Raramente si è vista sullo schermo une descrizione così vivida del sentimento di violazione del proprio spazio privato, così come raramente è stato raffigurato il panico di trovarsi in mezzo ad una lite furibonda, o a uno sconfinamento domestico di natura violenta. Se dal punto di vista della plausibilità narrativa Mother! ci abbandona dopo la prima mezz'ora, dal punto di vista della rappresentazione metaforica ci trascina con sé fino all'epilogo finale che ne rivela la natura olistica. E le scene d'azione sono una grande prova di regia e di montaggio, indipendentemente dalla loro credibilità (o gradevolezza) di superficie.

Aronofsky edifica una costruzione chiusa nella quale taglia continuamente spiragli che rimandano ad altro (sapendo che la qualità di "rimando ad altro" è caratteristica della poesia cui il protagonista del suo film immola la propria esistenza) e restituisce al pubblico alcune delle sue preoccupazioni personali più presenti: la difficoltà di essere padre, il potere fagocitante del narcisismo artistico, il rapporto con la popolarità, in egual misura seducente e letale. E sceglie le giuste fisicità per i suoi protagonisti - solida e terragna Lei (Jennifer Lawrence), sfuggente e ambiguo lui (Javier Bardem) - affidando loro il compito di addentrarsi nel campo della dark comedy più che dell'horror, della parodia di genere più che del genere stesso, piegando la vicenda ai suoi scopi metafisici, dando forma ad uno spazio intimo per poi violentarlo ripetutamente con incursioni esterne e programmatica incuria.

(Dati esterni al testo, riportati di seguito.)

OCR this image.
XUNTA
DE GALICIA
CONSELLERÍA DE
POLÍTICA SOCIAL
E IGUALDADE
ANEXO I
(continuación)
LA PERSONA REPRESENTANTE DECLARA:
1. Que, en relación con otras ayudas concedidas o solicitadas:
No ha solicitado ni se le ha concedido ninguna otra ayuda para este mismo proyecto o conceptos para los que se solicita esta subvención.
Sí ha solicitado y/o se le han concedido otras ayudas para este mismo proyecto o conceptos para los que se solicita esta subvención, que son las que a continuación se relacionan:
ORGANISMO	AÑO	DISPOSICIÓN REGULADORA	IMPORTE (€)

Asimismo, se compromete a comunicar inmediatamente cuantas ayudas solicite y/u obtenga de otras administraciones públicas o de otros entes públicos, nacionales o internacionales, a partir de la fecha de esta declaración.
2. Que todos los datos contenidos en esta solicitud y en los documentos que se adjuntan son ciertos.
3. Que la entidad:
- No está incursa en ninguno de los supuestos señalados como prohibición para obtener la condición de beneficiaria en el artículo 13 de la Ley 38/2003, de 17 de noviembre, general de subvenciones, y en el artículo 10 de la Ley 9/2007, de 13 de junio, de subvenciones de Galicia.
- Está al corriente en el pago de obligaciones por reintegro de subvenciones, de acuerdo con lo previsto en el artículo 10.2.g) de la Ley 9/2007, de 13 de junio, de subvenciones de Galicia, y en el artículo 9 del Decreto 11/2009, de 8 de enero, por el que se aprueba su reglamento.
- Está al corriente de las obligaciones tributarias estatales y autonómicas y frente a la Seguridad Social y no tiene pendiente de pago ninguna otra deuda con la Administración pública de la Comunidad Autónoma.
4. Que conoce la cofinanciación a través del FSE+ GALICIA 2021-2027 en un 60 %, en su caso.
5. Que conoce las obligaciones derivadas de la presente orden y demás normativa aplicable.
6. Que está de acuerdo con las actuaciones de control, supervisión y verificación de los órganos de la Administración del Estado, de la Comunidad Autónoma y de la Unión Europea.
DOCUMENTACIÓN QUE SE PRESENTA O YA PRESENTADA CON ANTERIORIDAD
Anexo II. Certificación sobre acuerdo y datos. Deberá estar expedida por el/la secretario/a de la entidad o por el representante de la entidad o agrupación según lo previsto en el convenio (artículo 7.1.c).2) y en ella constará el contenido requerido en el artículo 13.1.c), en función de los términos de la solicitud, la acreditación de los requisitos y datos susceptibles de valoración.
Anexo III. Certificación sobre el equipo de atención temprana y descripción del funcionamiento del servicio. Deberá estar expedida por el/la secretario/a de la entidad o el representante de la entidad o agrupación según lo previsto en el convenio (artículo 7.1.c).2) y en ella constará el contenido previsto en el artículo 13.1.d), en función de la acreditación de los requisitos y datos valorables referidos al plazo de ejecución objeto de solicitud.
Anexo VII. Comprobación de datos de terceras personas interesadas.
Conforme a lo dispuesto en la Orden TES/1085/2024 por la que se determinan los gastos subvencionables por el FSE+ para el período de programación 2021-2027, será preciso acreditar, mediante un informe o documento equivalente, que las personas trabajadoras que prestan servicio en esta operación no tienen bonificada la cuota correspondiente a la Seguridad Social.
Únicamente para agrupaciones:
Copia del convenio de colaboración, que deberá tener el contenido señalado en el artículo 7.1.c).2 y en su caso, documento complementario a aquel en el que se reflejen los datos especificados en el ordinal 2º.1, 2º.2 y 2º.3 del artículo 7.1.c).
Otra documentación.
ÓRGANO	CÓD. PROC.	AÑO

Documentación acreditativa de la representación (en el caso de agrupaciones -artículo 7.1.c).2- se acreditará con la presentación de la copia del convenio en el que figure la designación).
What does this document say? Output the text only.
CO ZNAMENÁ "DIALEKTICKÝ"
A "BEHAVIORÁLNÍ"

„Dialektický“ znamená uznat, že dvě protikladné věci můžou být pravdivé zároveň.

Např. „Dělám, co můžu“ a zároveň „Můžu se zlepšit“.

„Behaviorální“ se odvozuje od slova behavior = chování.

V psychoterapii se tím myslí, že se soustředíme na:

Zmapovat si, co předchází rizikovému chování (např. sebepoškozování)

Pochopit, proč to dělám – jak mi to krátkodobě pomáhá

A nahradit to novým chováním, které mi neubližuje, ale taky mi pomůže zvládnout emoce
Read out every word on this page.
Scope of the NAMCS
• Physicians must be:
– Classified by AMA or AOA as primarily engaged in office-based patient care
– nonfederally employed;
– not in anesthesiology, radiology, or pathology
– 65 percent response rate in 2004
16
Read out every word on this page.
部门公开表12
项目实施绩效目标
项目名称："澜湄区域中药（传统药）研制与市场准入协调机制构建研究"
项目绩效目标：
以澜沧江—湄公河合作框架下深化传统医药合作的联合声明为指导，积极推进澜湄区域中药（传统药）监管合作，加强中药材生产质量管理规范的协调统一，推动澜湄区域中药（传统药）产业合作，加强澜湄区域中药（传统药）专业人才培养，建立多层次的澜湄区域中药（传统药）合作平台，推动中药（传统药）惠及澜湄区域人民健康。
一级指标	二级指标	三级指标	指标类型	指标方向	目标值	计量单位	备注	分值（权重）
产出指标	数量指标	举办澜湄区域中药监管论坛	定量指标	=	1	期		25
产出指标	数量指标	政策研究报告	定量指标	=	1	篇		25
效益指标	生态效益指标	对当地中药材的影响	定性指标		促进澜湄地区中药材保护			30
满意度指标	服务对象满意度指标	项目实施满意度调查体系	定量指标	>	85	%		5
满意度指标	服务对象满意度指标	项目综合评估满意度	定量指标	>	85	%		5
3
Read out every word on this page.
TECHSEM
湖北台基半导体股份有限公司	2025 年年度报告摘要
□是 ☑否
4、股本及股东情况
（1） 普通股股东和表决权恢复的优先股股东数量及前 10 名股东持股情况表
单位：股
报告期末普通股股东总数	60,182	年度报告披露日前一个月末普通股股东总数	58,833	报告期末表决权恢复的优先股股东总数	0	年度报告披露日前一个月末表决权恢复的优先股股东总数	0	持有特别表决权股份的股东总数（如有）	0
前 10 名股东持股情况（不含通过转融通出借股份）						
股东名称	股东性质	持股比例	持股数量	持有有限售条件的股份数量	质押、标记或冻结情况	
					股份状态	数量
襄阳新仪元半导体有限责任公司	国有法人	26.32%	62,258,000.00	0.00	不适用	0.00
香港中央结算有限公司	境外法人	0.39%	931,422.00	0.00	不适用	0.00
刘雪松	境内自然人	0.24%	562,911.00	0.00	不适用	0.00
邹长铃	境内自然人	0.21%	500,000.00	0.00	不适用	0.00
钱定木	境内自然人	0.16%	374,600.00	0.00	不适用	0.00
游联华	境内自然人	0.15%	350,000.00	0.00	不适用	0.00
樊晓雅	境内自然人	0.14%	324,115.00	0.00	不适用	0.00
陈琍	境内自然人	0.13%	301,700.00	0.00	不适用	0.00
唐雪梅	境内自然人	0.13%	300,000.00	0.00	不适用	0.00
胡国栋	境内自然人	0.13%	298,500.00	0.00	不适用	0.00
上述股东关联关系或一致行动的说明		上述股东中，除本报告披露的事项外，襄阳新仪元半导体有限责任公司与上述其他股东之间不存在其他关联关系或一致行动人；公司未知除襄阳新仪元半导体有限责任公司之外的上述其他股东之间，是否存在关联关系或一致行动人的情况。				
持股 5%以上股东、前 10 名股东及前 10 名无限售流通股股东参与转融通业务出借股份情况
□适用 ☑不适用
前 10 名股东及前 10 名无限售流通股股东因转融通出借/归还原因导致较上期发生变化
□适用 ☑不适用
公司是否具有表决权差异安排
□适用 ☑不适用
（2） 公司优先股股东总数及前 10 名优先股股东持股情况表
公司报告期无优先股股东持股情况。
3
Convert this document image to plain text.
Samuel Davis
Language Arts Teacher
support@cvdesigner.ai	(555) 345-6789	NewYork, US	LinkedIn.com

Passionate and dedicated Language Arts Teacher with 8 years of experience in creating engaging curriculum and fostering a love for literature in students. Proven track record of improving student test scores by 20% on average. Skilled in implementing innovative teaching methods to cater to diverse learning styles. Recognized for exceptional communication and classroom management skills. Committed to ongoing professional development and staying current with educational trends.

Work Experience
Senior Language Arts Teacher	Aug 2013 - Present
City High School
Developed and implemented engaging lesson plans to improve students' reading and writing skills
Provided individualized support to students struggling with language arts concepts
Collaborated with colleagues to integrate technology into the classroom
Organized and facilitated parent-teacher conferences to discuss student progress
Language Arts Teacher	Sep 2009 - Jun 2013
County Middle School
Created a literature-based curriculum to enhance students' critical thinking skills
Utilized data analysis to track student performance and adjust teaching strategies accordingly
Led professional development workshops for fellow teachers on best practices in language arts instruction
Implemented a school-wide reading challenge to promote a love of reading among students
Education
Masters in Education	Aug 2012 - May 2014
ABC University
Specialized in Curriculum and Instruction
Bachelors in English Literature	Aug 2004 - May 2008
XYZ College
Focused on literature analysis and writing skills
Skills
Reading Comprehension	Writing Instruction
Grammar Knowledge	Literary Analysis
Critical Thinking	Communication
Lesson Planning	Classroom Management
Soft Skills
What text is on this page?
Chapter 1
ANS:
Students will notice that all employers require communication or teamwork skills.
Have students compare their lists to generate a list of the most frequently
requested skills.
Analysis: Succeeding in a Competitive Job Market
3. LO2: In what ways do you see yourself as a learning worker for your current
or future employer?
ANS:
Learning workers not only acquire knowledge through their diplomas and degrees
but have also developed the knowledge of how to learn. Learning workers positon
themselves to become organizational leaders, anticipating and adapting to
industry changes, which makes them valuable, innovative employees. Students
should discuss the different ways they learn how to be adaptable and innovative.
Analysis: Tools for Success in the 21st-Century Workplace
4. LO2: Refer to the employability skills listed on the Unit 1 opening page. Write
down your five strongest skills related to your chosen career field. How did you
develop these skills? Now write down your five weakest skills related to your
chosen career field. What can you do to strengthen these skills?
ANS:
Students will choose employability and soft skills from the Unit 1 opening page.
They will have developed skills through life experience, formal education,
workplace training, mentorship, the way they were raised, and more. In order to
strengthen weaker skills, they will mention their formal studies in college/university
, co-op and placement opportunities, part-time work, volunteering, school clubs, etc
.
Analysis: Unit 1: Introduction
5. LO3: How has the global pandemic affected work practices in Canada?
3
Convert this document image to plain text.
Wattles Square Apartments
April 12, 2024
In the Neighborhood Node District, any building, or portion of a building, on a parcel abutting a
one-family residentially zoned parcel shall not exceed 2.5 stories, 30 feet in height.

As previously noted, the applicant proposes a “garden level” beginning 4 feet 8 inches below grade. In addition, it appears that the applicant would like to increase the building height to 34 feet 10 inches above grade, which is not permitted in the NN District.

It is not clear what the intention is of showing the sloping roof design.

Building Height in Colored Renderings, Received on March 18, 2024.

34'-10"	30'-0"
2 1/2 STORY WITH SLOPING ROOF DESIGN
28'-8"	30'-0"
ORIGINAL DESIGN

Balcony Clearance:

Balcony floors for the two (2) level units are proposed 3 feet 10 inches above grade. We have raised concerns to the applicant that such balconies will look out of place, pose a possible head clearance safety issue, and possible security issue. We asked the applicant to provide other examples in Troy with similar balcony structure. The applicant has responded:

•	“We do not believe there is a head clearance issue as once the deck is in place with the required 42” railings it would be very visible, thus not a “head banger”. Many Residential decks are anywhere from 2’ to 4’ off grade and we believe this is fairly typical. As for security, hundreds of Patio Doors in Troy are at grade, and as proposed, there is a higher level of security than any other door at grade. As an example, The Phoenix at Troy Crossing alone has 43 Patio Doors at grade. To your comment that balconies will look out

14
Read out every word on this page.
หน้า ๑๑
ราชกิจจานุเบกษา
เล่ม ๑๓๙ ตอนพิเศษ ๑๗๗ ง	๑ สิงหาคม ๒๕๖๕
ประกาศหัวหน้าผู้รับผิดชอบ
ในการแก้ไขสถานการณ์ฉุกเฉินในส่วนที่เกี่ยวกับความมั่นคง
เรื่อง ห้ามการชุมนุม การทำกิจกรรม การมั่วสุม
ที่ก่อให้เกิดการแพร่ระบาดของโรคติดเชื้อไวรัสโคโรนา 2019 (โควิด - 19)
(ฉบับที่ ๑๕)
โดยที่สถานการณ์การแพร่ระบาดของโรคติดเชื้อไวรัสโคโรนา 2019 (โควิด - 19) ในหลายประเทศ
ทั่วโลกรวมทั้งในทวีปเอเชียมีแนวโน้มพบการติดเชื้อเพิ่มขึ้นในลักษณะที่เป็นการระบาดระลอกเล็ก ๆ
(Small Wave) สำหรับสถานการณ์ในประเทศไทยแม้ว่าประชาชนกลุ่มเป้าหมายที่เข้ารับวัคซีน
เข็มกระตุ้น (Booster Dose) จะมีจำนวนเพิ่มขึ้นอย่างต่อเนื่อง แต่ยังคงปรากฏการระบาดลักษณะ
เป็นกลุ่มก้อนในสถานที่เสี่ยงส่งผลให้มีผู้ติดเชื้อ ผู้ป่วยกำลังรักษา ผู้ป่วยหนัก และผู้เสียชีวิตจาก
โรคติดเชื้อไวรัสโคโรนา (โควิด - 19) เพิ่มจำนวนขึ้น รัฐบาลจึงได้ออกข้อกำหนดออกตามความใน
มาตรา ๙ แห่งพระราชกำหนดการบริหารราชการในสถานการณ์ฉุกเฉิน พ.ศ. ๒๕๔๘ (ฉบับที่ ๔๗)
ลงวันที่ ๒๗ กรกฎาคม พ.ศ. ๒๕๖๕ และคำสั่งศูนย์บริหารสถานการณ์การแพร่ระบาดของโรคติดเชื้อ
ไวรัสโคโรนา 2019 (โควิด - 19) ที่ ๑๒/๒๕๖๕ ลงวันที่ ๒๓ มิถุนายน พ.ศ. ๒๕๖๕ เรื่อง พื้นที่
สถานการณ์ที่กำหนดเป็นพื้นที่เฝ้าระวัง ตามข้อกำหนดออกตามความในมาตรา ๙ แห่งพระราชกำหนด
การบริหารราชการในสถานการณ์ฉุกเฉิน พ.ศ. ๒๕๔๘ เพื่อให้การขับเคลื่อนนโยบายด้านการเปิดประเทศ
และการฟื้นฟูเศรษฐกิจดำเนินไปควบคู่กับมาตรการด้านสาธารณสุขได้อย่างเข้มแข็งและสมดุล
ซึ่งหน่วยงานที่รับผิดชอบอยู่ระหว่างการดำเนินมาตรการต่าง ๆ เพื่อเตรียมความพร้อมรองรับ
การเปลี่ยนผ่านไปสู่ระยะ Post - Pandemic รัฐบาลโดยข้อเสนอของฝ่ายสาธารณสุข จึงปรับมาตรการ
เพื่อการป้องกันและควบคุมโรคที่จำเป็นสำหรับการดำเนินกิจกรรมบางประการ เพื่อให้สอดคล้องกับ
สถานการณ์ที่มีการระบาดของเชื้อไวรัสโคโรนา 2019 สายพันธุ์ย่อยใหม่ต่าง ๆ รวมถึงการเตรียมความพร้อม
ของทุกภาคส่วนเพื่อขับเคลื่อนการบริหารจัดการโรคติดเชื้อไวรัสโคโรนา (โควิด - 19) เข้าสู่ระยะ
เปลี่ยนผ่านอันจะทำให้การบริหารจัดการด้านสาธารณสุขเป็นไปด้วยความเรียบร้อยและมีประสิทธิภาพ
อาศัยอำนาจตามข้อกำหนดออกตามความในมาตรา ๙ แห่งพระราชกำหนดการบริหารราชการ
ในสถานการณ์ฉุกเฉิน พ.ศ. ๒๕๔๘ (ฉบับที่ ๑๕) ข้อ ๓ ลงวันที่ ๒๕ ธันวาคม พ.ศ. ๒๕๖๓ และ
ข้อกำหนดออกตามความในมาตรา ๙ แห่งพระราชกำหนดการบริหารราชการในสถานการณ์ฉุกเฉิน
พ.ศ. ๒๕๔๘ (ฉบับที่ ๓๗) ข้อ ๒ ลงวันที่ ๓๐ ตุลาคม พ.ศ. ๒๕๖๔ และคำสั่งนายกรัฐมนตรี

Lo spettatore è costretto ad aderire allo spaesamento di Lei, che solo dopo un'ora di racconto grida "Uscite!" alle presenze (vere o immaginate) che la assalgono (e in inglese "Get out!" significa anche "scappa", come ha ricordato un recente horror altrettanto metafisico). La realtà che Lei fabbrica e vede ripetutamente demolita, facendosi beffe del suo tentativo di "sigillare le porte" ed escludere il resto del mondo, è allo stesso tempo una fortezza e una prigione; la sua generosità procreativa corrisponde perfettamente all'infinita capacità di Lui di accettare ogni sacrificio come un regalo che richiede gratitudine, ma non reciprocità. "Io sono io, tu sei la casa", dirà Lui, ben più lucido di Lei nel capire dove sta la loro differenza. E ancora una volta è un corpo femminile il terreno di raccolta cui un autore attinge (depredandolo) per raccontare il lato oscuro della natura umana.